Why is the transpose of N necessary to get the point?

I think the transpose is just to make the product typecheck. That is, since points are stored as row vectors, one must be transposed into a column to enable taking a product.

Can someone explain the +tN portion of this?

@sushain. Correct y^Tx is the matrix product of the 1x3 vector y^T and 3x1 vector x, which is the dot product.

@azwarens: Remember, points on the line are all points x such that N^Tx = c.

The direction from P directly toward the line is the opposite of the normal: -N. Therefore the value of t such that x=P-tN produces a point that satisfies N^Tx = c gives the distance from the point to the line.

So does this mean that N^T(p+tN)=c should be N^T(p-tN)=c in the slides above?

@tap22sf. Either is fine. Note that with the equation on the slide, you'd just solve for a negative value of t. However, I agree that it would have been a little more clear had I gone with the P-tN formulation on the slide.

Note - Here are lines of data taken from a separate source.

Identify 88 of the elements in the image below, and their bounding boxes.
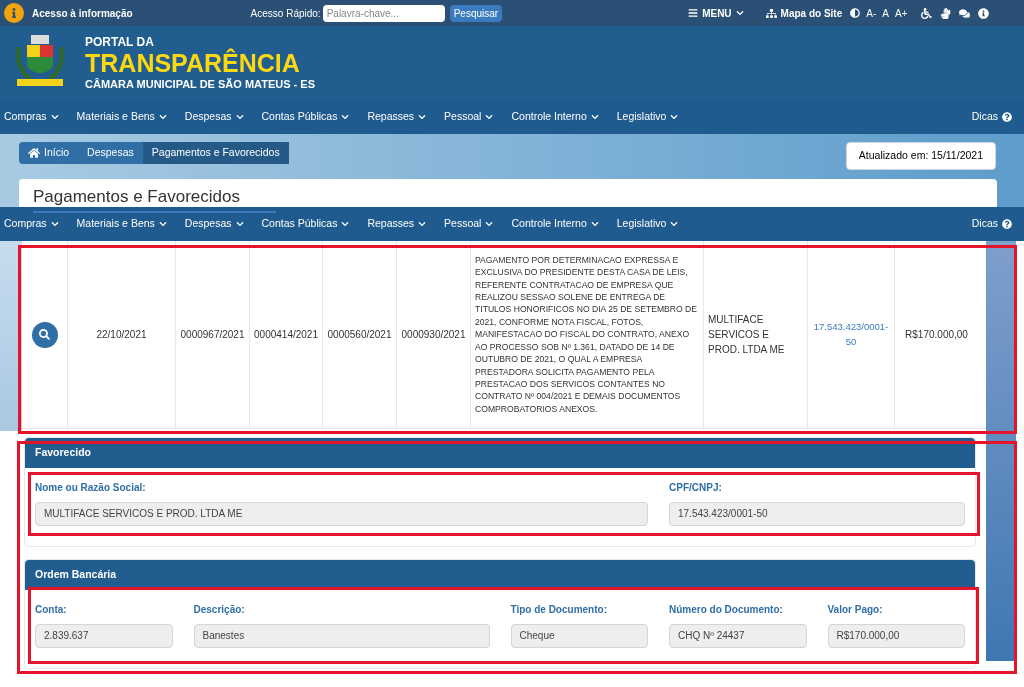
- chevron-icon: [670, 113, 679, 121]
- nav-menu-item[interactable]: Controle Interno: [502, 109, 608, 125]
- chevron-icon: [50, 220, 59, 228]
- contrast-icon[interactable]: [850, 8, 861, 18]
- readonly-field[interactable]: 17.543.423/0001-50: [669, 501, 965, 526]
- nav-menu-item[interactable]: Pessoal: [435, 216, 503, 232]
- field-label: Número do Documento:: [669, 602, 784, 617]
- chevron-icon: [590, 220, 599, 228]
- chevron-icon: [158, 113, 167, 121]
- nav-menu-item[interactable]: Contas Públicas: [252, 109, 359, 125]
- readonly-field[interactable]: Cheque: [510, 623, 648, 648]
- chevron-icon: [418, 220, 427, 228]
- field-label: Tipo de Documento:: [510, 602, 608, 617]
- portal-title: TRANSPARÊNCIA: [85, 49, 301, 77]
- readonly-field[interactable]: MULTIFACE SERVICOS E PROD. LTDA ME: [35, 501, 648, 526]
- readonly-field[interactable]: Banestes: [193, 623, 490, 648]
- table-cell-text: 0000967/2021: [180, 328, 245, 342]
- table-cell-text: 0000560/2021: [327, 328, 392, 342]
- readonly-field[interactable]: CHQ Nº 24437: [669, 623, 807, 648]
- breadcrumb-item[interactable]: Pagamentos e Favorecidos: [142, 142, 289, 164]
- readonly-field[interactable]: 2.839.637: [35, 623, 173, 648]
- chevron-icon: [50, 113, 59, 121]
- chevron-icon: [158, 220, 167, 228]
- tips-link[interactable]: Dicas: [971, 109, 1012, 125]
- nav-menu-item[interactable]: Controle Interno: [502, 216, 608, 232]
- cnpj-link[interactable]: 17.543.423/0001-50: [812, 320, 890, 349]
- nav-menu-item[interactable]: Contas Públicas: [252, 216, 359, 232]
- table-cell-text: R$170.000,00: [905, 328, 968, 342]
- chevron-icon: [341, 113, 350, 121]
- chevron-icon: [235, 113, 244, 121]
- table-cell-text: MULTIFACE SERVICOS E PROD. LTDA ME: [708, 313, 786, 357]
- description-cell: PAGAMENTO POR DETERMINACAO EXPRESSA E EXCLUSIVA DO PRESIDENTE DESTA CASA DE LEIS, REFERENTE CONTRATACAO DE EMPRESA QUE REALIZOU SESSAO SOLENE DE ENTREGA DE TITULOS HONORIFICOS NO DIA 25 DE SETEMBRO DE 2021, CONFORME NOTA FISCAL, FOTOS, MANIFESTACAO DO FISCAL DO CONTRATO, ANEXO AO PROCESSO SOB Nº 1.361, DATADO DE 14 DE OUTUBRO DE 2021, O QUAL A EMPRESA PRESTADORA SOLICITA PAGAMENTO PELA PRESTACAO DOS SERVICOS CONTANTES NO CONTRATO Nº 004/2021 E DEMAIS DOCUMENTOS COMPROBATORIOS ANEXOS.: [475, 253, 699, 416]
- hand-icon[interactable]: [940, 7, 952, 19]
- chevron-icon: [418, 113, 427, 121]
- font-size-button[interactable]: A-: [866, 5, 877, 21]
- nav-menu-item[interactable]: Materiais e Bens: [67, 216, 176, 232]
- info-icon: [4, 3, 24, 23]
- tips-link[interactable]: Dicas: [971, 216, 1012, 232]
- chevron-icon: [341, 220, 350, 228]
- help-icon: [1002, 112, 1012, 122]
- home-icon: [28, 147, 40, 159]
- section-header: Ordem Bancária: [25, 559, 975, 590]
- nav-menu-item[interactable]: Legislativo: [607, 216, 688, 232]
- table-cell-text: 0000930/2021: [401, 328, 466, 342]
- nav-menu-item[interactable]: Pessoal: [435, 109, 503, 125]
- chevron-icon: [485, 220, 494, 228]
- chevron-icon: [485, 113, 494, 121]
- nav-menu-item[interactable]: Materiais e Bens: [67, 109, 176, 125]
- readonly-field[interactable]: R$170.000,00: [827, 623, 965, 648]
- font-size-button[interactable]: A+: [894, 5, 908, 21]
- nav-menu-item[interactable]: Despesas: [175, 109, 253, 125]
- help-icon: [1002, 219, 1012, 229]
- field-label: CPF/CNPJ:: [669, 480, 723, 495]
- field-label: Descrição:: [193, 602, 246, 617]
- nav-menu-item[interactable]: Compras: [0, 109, 68, 125]
- search-field[interactable]: Palavra-chave...: [322, 4, 445, 22]
- nav-menu-item[interactable]: Repasses: [358, 216, 436, 232]
- chevron-icon: [235, 220, 244, 228]
- chevron-icon: [735, 9, 744, 17]
- nav-menu-item[interactable]: Legislativo: [607, 109, 688, 125]
- search-button[interactable]: [31, 321, 58, 348]
- font-size-button[interactable]: A: [882, 5, 889, 21]
- wheelchair-icon[interactable]: [921, 7, 933, 19]
- menu-icon: [688, 8, 699, 18]
- access-info-link[interactable]: Acesso à informação: [32, 5, 133, 21]
- portal-pre-title: PORTAL DA: [85, 35, 154, 49]
- search-icon: [39, 329, 50, 340]
- chevron-icon: [670, 220, 679, 228]
- nav-menu-item[interactable]: Compras: [0, 216, 68, 232]
- breadcrumb-item[interactable]: Despesas: [78, 142, 143, 164]
- portal-subtitle: CÂMARA MUNICIPAL DE SÃO MATEUS - ES: [85, 77, 315, 91]
- breadcrumb-item[interactable]: Início: [19, 142, 79, 164]
- section-header: Favorecido: [25, 438, 975, 468]
- chat-icon[interactable]: [959, 7, 971, 19]
- sitemap-link[interactable]: Mapa do Site: [765, 5, 843, 21]
- search-button[interactable]: Pesquisar: [449, 4, 503, 22]
- nav-menu-item[interactable]: Repasses: [358, 109, 436, 125]
- table-cell-text: 22/10/2021: [96, 328, 147, 342]
- field-label: Valor Pago:: [827, 602, 884, 617]
- quick-access-label: Acesso Rápido:: [250, 6, 321, 21]
- field-label: Conta:: [35, 602, 68, 617]
- sitemap-icon: [765, 7, 777, 19]
- nav-menu-item[interactable]: Despesas: [175, 216, 253, 232]
- menu-button[interactable]: MENU: [688, 5, 744, 21]
- chevron-icon: [590, 113, 599, 121]
- updated-date: Atualizado em: 15/11/2021: [845, 142, 996, 170]
- field-label: Nome ou Razão Social:: [35, 480, 147, 495]
- table-cell-text: 0000414/2021: [254, 328, 318, 342]
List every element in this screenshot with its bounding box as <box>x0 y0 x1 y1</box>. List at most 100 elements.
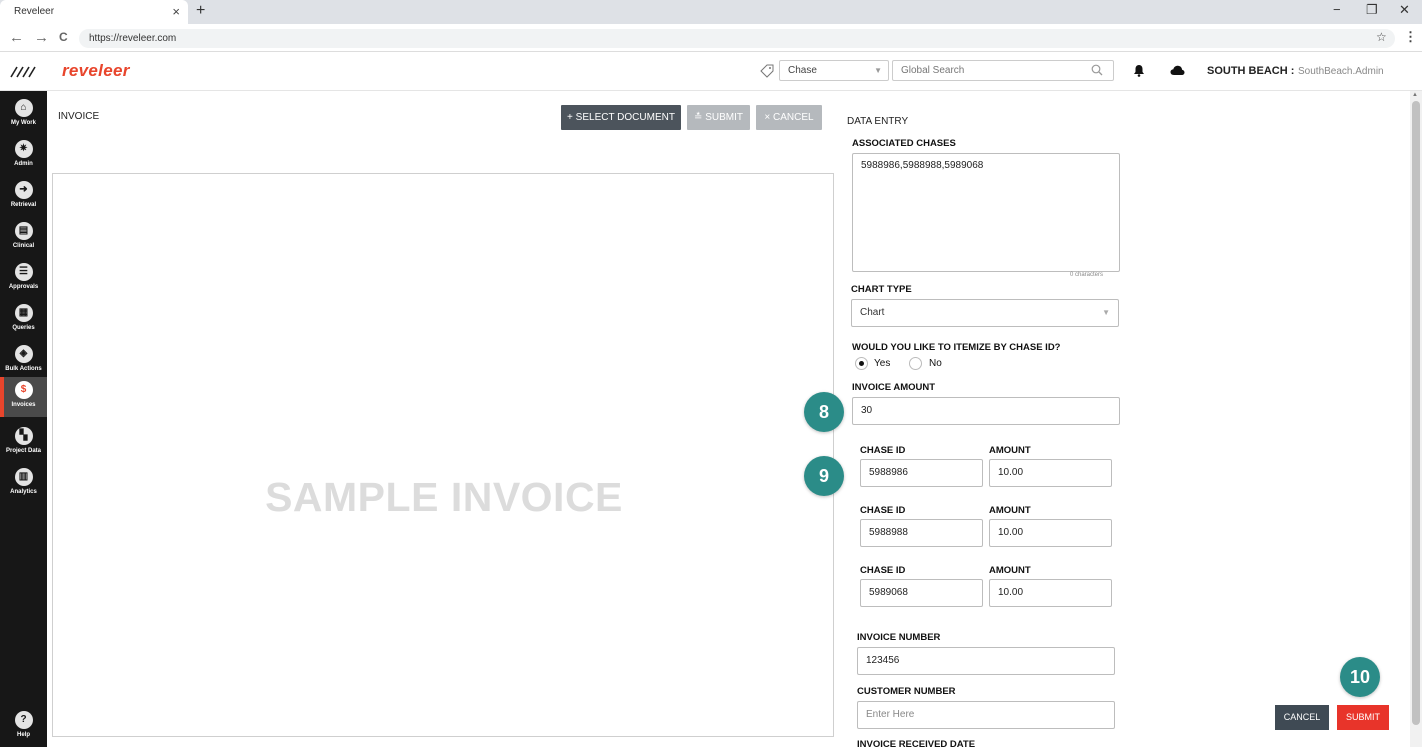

Wouldn't $$d = |(p - x_0)^TN|$$ be a cleaner solution? We just project the $p$ vector onto the normal and check its magnitude.

What exactly is the x vector in this equation representing?

@m11 I think the x vector represents points on the line represented as vectors. So any x such that NˆTx=c is on the line

didn't get email notification...@kayvonf thank you that makes sense!

Just to check my understanding of this thread, does t represent the distance between p and the line, and does p - tN equal the "closest point" on the line?